Last year, while cleaning out the family home in Bonaire, my mother and I found two items I had made with my own two hands as a young girl. One was a macramé plant hanger, twisted and knotted from brown jute—an item that hung from the wide door frame between our dining room and living room for years. The other was a macramé pocketbook I had woven around large rings for my mother when I was about eleven or twelve.
The memories came flooding back, and more than that, my hands seemed to remember the motions five decades after I had first learned them. My hands and heart longed to make those motions again—to create those knots.
I learned to macramé during a summer program for local school children. Each summer, a handful of us from school were invited to attend, choosing two sessions to take over a four-week period. My parents had a firm rule: One session had to be purely academic, and one could be fun. One year, I chose botany and gymnastics, learning about plants and how to walk gracefully along a balance beam. Another year, I chose advanced math and macramé, and that second choice turned out to be my favorite thing I did all summer. I was all about those knots.
Macramé is an ancient textile art, traced back to 13th-century Arabic weavers who used knotting techniques to create decorative fringes on their fabrics. The craft exploded into full bohemian glory in the 1970s— right when I, a young Margaret “Amber” Lanier, was learning the craft.
Back then, Mom would drive me to the arts and craft store at the Houston Mall, and together we’d pick out ropes, twines and sometimes pretty beads to work into the designs. She paid for my materials, then drove me home. I’d get busy—measuring, cutting, organizing and then tying all those glorious knots together.
Macramé is genuinely easy because there aren’t that many knots to learn and the knots are quite simple. If you can braid hair, you, too, can macramé!
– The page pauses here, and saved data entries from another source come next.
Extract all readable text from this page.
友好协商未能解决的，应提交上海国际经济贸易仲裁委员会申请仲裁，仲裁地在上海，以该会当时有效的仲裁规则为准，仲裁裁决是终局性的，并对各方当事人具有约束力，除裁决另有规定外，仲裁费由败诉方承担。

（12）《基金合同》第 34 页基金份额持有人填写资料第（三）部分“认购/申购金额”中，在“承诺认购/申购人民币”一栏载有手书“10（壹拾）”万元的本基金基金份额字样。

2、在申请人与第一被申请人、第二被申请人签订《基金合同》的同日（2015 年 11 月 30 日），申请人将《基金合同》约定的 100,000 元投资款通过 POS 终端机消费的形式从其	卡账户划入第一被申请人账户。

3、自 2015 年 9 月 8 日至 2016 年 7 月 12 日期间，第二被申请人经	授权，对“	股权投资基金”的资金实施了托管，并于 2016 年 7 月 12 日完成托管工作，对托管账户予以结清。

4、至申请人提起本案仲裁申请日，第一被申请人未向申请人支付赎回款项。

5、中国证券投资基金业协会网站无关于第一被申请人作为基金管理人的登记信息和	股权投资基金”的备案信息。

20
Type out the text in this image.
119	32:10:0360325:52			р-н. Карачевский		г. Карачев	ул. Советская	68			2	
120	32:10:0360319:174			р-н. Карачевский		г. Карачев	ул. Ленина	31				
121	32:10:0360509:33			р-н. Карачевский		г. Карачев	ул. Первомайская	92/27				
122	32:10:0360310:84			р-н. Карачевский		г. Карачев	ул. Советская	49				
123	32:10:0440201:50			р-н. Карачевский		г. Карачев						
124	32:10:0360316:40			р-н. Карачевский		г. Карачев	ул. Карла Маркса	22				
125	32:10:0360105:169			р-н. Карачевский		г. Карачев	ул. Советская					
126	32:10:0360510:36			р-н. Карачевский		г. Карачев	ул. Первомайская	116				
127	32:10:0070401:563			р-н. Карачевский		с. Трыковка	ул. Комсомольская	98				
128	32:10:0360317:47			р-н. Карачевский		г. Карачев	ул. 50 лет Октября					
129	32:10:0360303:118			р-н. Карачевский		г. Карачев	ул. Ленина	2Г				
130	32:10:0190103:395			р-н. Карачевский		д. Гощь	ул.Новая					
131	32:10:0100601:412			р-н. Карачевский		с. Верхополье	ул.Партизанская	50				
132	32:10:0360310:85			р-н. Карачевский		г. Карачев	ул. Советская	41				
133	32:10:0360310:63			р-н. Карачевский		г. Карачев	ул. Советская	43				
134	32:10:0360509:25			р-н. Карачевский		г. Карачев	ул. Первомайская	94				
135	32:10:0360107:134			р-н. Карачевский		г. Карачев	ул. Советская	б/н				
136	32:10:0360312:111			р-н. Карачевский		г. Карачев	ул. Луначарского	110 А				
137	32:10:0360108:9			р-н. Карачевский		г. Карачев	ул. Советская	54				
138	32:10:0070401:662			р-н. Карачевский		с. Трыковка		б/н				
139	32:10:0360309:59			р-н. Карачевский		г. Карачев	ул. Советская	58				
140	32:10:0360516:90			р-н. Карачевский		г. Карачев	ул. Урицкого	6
If you never learned, I believe you could learn by watching a short YouTube video. And like other hobbies and crafts, macramé is trendy again. I’ve seen macraméd items in shops and all over the internet, and those handcrafted pieces fetch a pretty penny. When my husband Gene and I visited Texas in March, we stopped in at a big garden shop, and his mother and I stood together admiring a whole display of macramé plant hangers. They were beautiful—and pricey! I turned to her and boasted, “I can make these. I learned when I was a teenager.”
I haven’t been able to stop thinking about them since. And so, as Mother’s Day approaches, I plan to make some of these items from my past. I’ve already ordered the materials to make a few macramé plant hangers, and I’ll pair each one with a pretty ceramic pot. One is for my own mother—a nod to our past, to all those trips to the craft store, a thankyou to her and my father for giving my siblings and me opportunities to learn new, interesting things. I’ll give another hanger to Gene’s biological continued from page
mother, who stood beside me in that Texas garden shop and admired those hippie-style hanging pots right along with me.
Now, Mom (Wanda Jarriel Collins), if you’re reading this—and I know you are—yes, you know what’s coming for Mother’s Day. But don’t you worry. I’ll make sure there’s another surprise tucked in the box, too.
And if you, dear reader, learned to macramé as a child, let me encourage you to dust off those old memories and put your hands to work again. It’s back, it’s beautiful and something handmade from the heart is always worth giving.